Menunggu beberapa saat, tiba-tiba tubuh Raddas condong ke belakang. Dia terkena pukulan yang sangat kuat, sampai membuatnya memuntahkan darah. Matanya membulat, serangan itu begitu kuat baginya.


 


“Ini! Bagaimana mungkin kau memiliki kekuatan sekuat ini?” Raddas tidak percaya dengan penglihatannya, seseorang yang sangat dikenalinya sedang berdiri di hadapannya dengan senyum picik. Matanya yang merah legam, kekuatan yang dipancarkannya tidak biasa.


 


“Apa kau kira, hanya dirimu yang bisa menjadi kuat, hah!?”


 


“Saya tahu, kamu memiliki kebolehan. Akan tetapi, tidak sekuat ini. Tidak mungkin ‘kan seseorang bisa bertambah kuat, hanya dalam beberapa minggu. Padahal saat terakhir kita berlatih tanding, kau tidak sekuat ini.” Raddas belum juga percaya Lip bisa menjadi kuat hanya dalam waktu yang singkat.


 


Raddas yang memegangi perutnya, masih menatap Lip tidak percaya. Tubuhnya terhempas terkena pukulan yang cukup kuat ke belakang, Raddas yang masih terhempas menyeimbangkan tubuhnya dan berpijak di atas arena.


 


Sedikit saja terlambat, dia pasti sudah keluar arena. Raddas menggeram, “Jika seperti ini terus, saya bisa kalah dari Lip.”


 


Raddas mengeluarkan energi api, sehingga kedua tangannya terselimuti kobaran api. Dia bergerak cepat menyerang Lip, tapi dapat dihindari dengan mudah.
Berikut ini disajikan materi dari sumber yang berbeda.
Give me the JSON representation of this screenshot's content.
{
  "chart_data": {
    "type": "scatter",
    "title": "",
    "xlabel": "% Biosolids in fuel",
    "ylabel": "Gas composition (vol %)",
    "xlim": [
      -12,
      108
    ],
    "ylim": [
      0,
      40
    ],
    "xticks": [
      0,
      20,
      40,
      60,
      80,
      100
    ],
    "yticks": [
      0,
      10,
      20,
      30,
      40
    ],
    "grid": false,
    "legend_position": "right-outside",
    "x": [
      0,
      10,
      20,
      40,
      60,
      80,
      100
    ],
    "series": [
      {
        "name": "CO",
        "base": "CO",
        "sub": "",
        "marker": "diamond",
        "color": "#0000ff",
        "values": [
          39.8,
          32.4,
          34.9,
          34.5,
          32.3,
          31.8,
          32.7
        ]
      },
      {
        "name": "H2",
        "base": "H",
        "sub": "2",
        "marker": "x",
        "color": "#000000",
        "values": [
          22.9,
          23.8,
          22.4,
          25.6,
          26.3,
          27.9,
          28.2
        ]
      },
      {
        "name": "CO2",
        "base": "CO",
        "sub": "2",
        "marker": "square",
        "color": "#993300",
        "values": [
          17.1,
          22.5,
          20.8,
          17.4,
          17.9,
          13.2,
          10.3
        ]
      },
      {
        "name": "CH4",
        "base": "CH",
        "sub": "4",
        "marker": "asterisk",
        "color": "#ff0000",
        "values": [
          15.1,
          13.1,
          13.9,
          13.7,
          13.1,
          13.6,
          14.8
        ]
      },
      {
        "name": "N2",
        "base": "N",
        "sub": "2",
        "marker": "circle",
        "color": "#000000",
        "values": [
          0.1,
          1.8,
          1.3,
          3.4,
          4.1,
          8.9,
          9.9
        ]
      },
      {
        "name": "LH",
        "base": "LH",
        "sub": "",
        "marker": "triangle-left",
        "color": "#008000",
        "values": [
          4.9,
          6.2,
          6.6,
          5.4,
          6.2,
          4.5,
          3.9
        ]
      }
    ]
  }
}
Raddas menendang dagunya, namun Lip membukukkan tubuh ke belakang untuk menghindarinya.


 


Hal tersebut membuat Raddas kurang hati-hati, dia membiarkan celah terbuka lebar bagi Lip. Tubuhnya menjadi bulan-bulanan Lip, Lip dengan segala serangan yang bisa disarangkan. Raddas yang menjadi bulan-bulanan, hanya bisa menahan emosi.


 


Dia menghembuskan nafas kasar, setelah lolos dari Lip. “Apa ada yang memberinya energi, sehingga dalam waktu singkat dia bisa sekuat ini? Tapi, bukankah metode ini sangat terlarang dalam Kerajaan Selatan, karena bahaya yang ditimbulkannya dapat mengancam nyawa.” Batin Raddas. Dia tidak sadar pernah mendapat suntikan energi yang begitu besar dari Barbara. Saat melawan Gin dulu.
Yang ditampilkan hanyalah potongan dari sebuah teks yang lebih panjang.